I often wonder why it is that, as an alcholic, I suffer from incredibly low self esteem. When I was in active alcoholism I would stomp and thrash my way through homelife and worklife. I would force my opinion and get involved in situations that I didnt need to. My actions were always impulsive and sometimes incredibly rude and offensive.
The resulting behavour would then make me incredibly defensive and aware of what I had said, but rather than owning it and apologising I would continue to batter my way through avoiding any potential conflict until I was sure it would pass.
More often than than not I would be convinced that everyone hated me so that made it easier for me to condone my actions.
I am really not sure why but alcohol fuelled these feelings for me. It masked my true feelings about myself and how I beleived others saw me. It left me trapped in a world of bitter resentment and hatred, thus justifying my need to drink. After all who cared about me anyway, I most certainly didnt so how could anyone else.
Finding sobriety has slowly aleviated these feelings, although I am Im not sure that they will ever leave. However, by looking at myself and my behaviour I can see a way where I can be happy with me and my decisions. I dont have to go around pointing out what everyone else does wrong, but only know that what I am doing is correct.
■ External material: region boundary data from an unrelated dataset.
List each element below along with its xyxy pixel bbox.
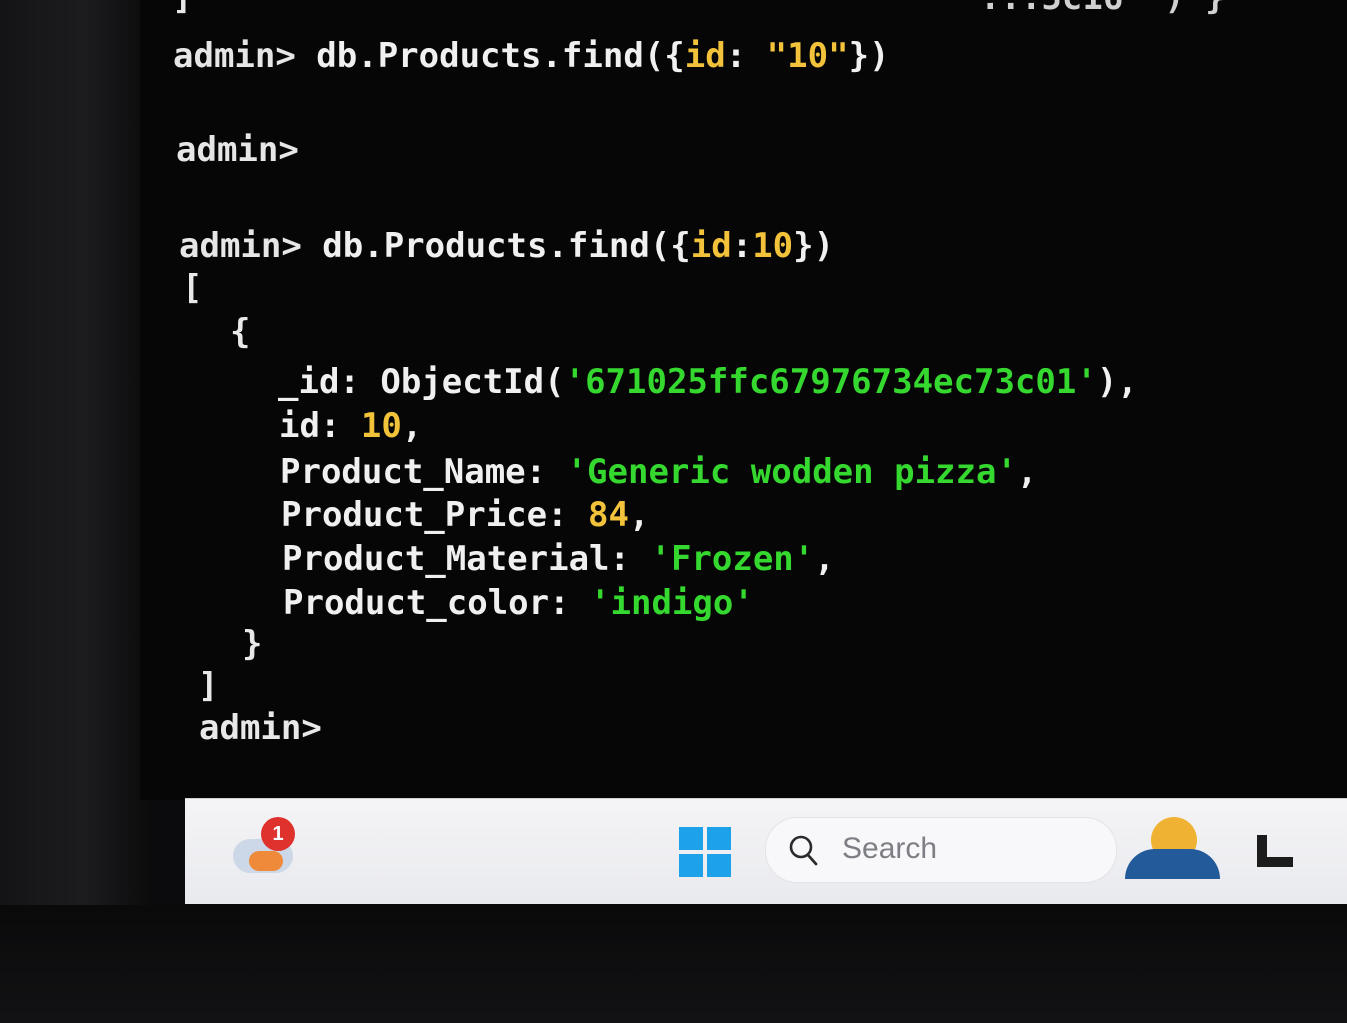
field-comma: , (401, 406, 423, 446)
search-placeholder: Search (842, 832, 938, 865)
doc-field-name: Product_Name: 'Generic wodden pizza', (280, 452, 1037, 492)
windows-logo-pane (707, 827, 731, 850)
windows-taskbar: 1 Search (185, 798, 1347, 904)
sun-icon (249, 851, 283, 871)
query-value: "10" (766, 36, 849, 76)
doc-field-price: Product_Price: 84, (281, 495, 649, 535)
field-value: 'indigo' (590, 583, 754, 623)
field-value: 'Frozen' (650, 539, 815, 579)
query-key: id (690, 226, 732, 266)
windows-logo-pane (707, 854, 731, 877)
field-key: Product_Material: (282, 539, 651, 579)
doc-field-oid: _id: ObjectId('671025ffc67976734ec73c01'… (278, 362, 1138, 402)
objectid-func: ObjectId( (380, 362, 565, 402)
command-text: db.Products.find({ (316, 36, 685, 76)
field-comma: , (1016, 452, 1038, 492)
objectid-end: ), (1096, 362, 1138, 402)
final-prompt[interactable]: admin> (199, 708, 322, 748)
windows-logo-pane (679, 854, 703, 877)
field-key: Product_color: (283, 583, 591, 623)
field-key: id: (279, 406, 361, 446)
query-key: id (684, 36, 726, 76)
weather-landscape-icon[interactable] (1125, 813, 1220, 881)
terminal-line-1: admin> db.Products.find({id: "10"}) (173, 36, 890, 76)
query-colon: : (731, 226, 753, 266)
field-value: 10 (360, 406, 402, 446)
command-close: }) (793, 226, 835, 266)
result-open-brace: { (230, 312, 251, 352)
terminal-line-3: admin> db.Products.find({id:10}) (179, 226, 834, 266)
prompt: admin> (173, 36, 317, 76)
app-icon[interactable] (1257, 835, 1293, 867)
doc-field-material: Product_Material: 'Frozen', (282, 539, 835, 579)
field-key: Product_Name: (280, 452, 567, 492)
terminal-line-0-tail: ...5c16' ) } (980, 0, 1226, 18)
start-button[interactable] (679, 827, 731, 877)
field-value: 84 (588, 495, 629, 535)
field-comma: , (629, 495, 650, 535)
search-icon (789, 835, 818, 866)
field-key: _id: (278, 362, 381, 402)
objectid-value: '671025ffc67976734ec73c01' (564, 362, 1097, 402)
doc-field-color: Product_color: 'indigo' (283, 583, 754, 623)
monitor-bezel-bottom (0, 905, 1347, 1023)
field-key: Product_Price: (281, 495, 589, 535)
query-value: 10 (752, 226, 794, 266)
output-bracket: ] (172, 0, 192, 18)
command-text: db.Products.find({ (322, 226, 691, 266)
notification-badge: 1 (261, 817, 295, 851)
field-comma: , (814, 539, 835, 579)
terminal-line-0: ] (172, 0, 192, 18)
hills-icon (1125, 849, 1220, 879)
result-open-bracket: [ (182, 268, 203, 308)
command-close: }) (848, 36, 890, 76)
windows-logo-pane (679, 827, 703, 850)
result-close-bracket: ] (198, 666, 219, 706)
query-colon: : (725, 36, 767, 76)
prompt: admin> (179, 226, 323, 266)
terminal-line-2: admin> (176, 130, 299, 170)
weather-widget-button[interactable]: 1 (233, 817, 303, 879)
field-value: 'Generic wodden pizza' (566, 452, 1017, 492)
taskbar-search-box[interactable]: Search (765, 817, 1117, 883)
doc-field-id: id: 10, (279, 406, 422, 446)
prompt: admin> (176, 130, 299, 170)
output-tail: ...5c16' ) } (980, 0, 1226, 18)
monitor-bezel-left (0, 0, 150, 1023)
result-close-brace: } (242, 624, 263, 664)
Other people’s actions can still annoy me, but I recognise now that they are just doing what they see as right for them, and not to hurt or irritate me. I am learning that there are better ways to resolve difficult situations and alsoways in which I can ignore the actions of others that don’t directly affect me.
We are all just people trying to find our way through life and by just focusing on what is best for me I am finding that I am starting to do what is best for others. I try to be honest as much as is possible, I care and I am no longer as angry as I was.
By looking at my part I am free from resentment and hope to not feel the need for an alcoholic drink anytime soon – ONE DAY AT A TIME.